We have made four higher closes for the S&P 500 over the last five weeks and along with that came record high levels.
You would think it would be time to celebrate, but no.
We had a much weaker than expected jobs report with only 22,000 new jobs added in August.
That sent analysts to spinning all sorts of opinions about stagflation and a series of necessary rate cuts.
For many the cuts need to be bigger and faster.
There has been a long-held belief that the rate has been at least 1% too high for a significant period of time.
I’m not sure a rate cut will actually juice the economy, but it will help servicing our enormous public debt.
For home builders, it is like the pot of gold at the end of the rainbow.
I’m concerned that we have priced housing out of the reach of
all, but the rich and lower-interest rates will not help that much.
Of interest last week was the report of surging EV sales.
Don’t be misled, buyers are not trying to save the planet, they are taking advantage of the expiring $75,00 tax break. While there is truth in that, the real motivator is the low-leasing cost.
A vast majority of those new sales were leases.
This summer, I actually looked into purchasing a Tesla, just due to the ridiculously low monthly lease cost.
I don’t really need another car but it did get my attention.
Other EV makers have matched Tesla and you can get a car for nearly $200 a month.
That makes sense to lease for a three-year lease with low mileage needs.
This is why it is important to look beyond the headlines to get the real story.
I would be remiss if not mentioning gold when talking about record highs. We have moved up to $3,600.
I gave up buying gold eagles years ago when they moved above $400. I have then in a safe deposit box and wish I had bought more, but not sure what I would do with them.
Probably going to my grandkids and they will just liquidate and spend to support the economy.
My little contribution to help this country along.
Not planning on exiting any time soon so their purchases may come for their children assuming we have families in the future.

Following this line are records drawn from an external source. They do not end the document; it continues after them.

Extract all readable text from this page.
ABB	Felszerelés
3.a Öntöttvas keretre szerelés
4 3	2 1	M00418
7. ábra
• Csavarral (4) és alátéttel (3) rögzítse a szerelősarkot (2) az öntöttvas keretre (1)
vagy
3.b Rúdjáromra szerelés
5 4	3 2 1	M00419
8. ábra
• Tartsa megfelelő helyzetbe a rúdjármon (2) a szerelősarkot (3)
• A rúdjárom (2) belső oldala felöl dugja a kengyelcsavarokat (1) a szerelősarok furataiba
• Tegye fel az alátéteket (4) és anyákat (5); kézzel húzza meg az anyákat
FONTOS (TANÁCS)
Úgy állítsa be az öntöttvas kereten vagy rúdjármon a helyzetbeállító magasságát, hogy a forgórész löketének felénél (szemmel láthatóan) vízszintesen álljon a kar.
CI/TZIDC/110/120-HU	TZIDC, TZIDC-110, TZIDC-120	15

One never knows and assuming is a quick way to find out you are wrong.
Given that September is not one of the greatest months for equities, we have plenty to build a “Wall of Worry”.
You have the growing alliance of China, Russia North Korea and Iran.
We now see India working with Russia for oil.
Russia is discounting the price of crude by $7 to make the sale. Not sure the US has any leverage to stop this transaction.
With the legal challenges to tariffs now forced on the court system, there is the possibility of having to refund all that was collected.
If that happens, there will be little or nothing to reduce the debt.
Let’s say you don’t have to look far to find something to worry about.
It would not take much to put this market in reverse but I would be sincerely surprised if it happens.
We probably need a bit of a correction, but dip buyers have come out of the wood works each and every time to bring the market back bigger and better.
At this point, outside of my trading account, I am just an observer.
I will admit to trimming some positions.
They are not loses, but if you aren’t running with the big dogs then stay on the porch, as one of my good friends is want to say.
In essence, if you are not keeping up you get cut.
Sort of an analogy for this time of the year.